Robert Kiyosaki’s books have a lot of junk in them. As I’ve mentioned in my review of Rich Dad Poor Dad, his books are thought provoking and go against the grain of many other personal finance “gurus”, but they contain a lot of fluff. The signal to noise ratio in his books are pretty high. However, there are some gems to be found. One of my goals with this blog is discussing what I think are some of the good ideas in the financial space. One of Robert’s great concepts is the CASHFLOW Quadrant ®.
It explains the various career paths and clearly explains our tax system structure. After reading many financial books over the years, I don’t accept anything discussed as gospel. I take in the good ideas, see what works, and throw away the bad ones. If you were to take in only one of his ideas, this would be it. Love or hate Robert, his Cashflow Quadrant makes sense. It explains perfectly the way our tax system has been setup and how various professionals view the world.
As Kiyosaki discusses in the book “The Cashflow Quadrant” a table is divided into four areas. E and S quadrants are on the left side, and B and I quadrants on the right side. The diagram below better explains it. You can be in all quadrants, but most people are not. The goal is to progress through the arrows and become more on the right side of the table.

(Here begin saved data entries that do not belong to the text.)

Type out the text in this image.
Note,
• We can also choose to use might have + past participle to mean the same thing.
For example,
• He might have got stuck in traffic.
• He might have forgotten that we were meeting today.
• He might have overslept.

- E Employee (E) – Otherwise known as a job
- Self-Employed (S) – Small business owners or self employed (Doctors, and lawyers)
- Business Owner (B) – Big businesses (500 and more employees). Businesses that are selling products and predefined services.
- Investor (I) – People like Warren Buffett
On the left side of the table is active income. You are trading time for money. In order to make money you must perform something. Every day you start from zero.
On the other side, it is passive income. You do not have to be present to generate income. Things like real estate, stocks, bonds are sources of passive income. You are literally making money while sleeping.
E – Employee
Most individuals only live in this area. You work for a company and trade your time for money. If you want to earn more money, you must work more hours. Another option is work for another company that pays better. With this position in the quadrant there is no passive income. If you don’t work, you don’t make any money.
S – Self Employed
This is one step better than an employee, but in reality you still are trading time for money. You own your own business, but in reality the business owns you. The positive benefit you have more personal and financial freedom than an employee.
B – Business Owner
A business implies you have a system in place. You have others working for you as employees. You aren’t selling your time for money, but rather selling a product or service. In other words, you don’t have to be working for the business to generate income.
I – Investor
This is where you truly have passive income. Investments like stocks, bonds, and real estate generate an annual cashflow. These are the investments that will allow you to retire. It can also be things like trademarks, copyrights, and royalties. Things you build once and have a long (5-10 year+) timespan in payouts.
At one time, small businesses were praised in our country. After all, small businesses comprise 70-80% of our economy. That, unfortunately, doesn’t seem to be the case anymore. The self-employed are constantly getting hit with new taxes that larger businesses can either avoid or minimize through various legal tax loopholes or vaivers. Small business owners don’t have lobbyists, a team of lawyers and accountants to minimize taxes and regulations.
Rightly or wrongly, our tax system is designed to favor large businesses (B) and investors (I). Typically in these quadrants you get lower tax rates. Through lobbing you are able to create a large moat around your business to prevent others from competing.
The goal then should be as to get in these two quadrants as much as possible. This isn’t making a political statement, it is just the way things are setup. Regardless which political party and system you believe in, it’s just the way the world works. What matters is the way things are, not in some ideal fantasy land. Our tax code is designed to favor investing and large businesses.
This perfectly explains Mitt Romney’s effective tax rate. It also explains why many high paid salaried employees get screwed with our tax system. It also explains why a company like General Electric (GE) paid only 2.3% in taxes in the last decade.
Readers: Which side of the cashflow quadrant are you more on?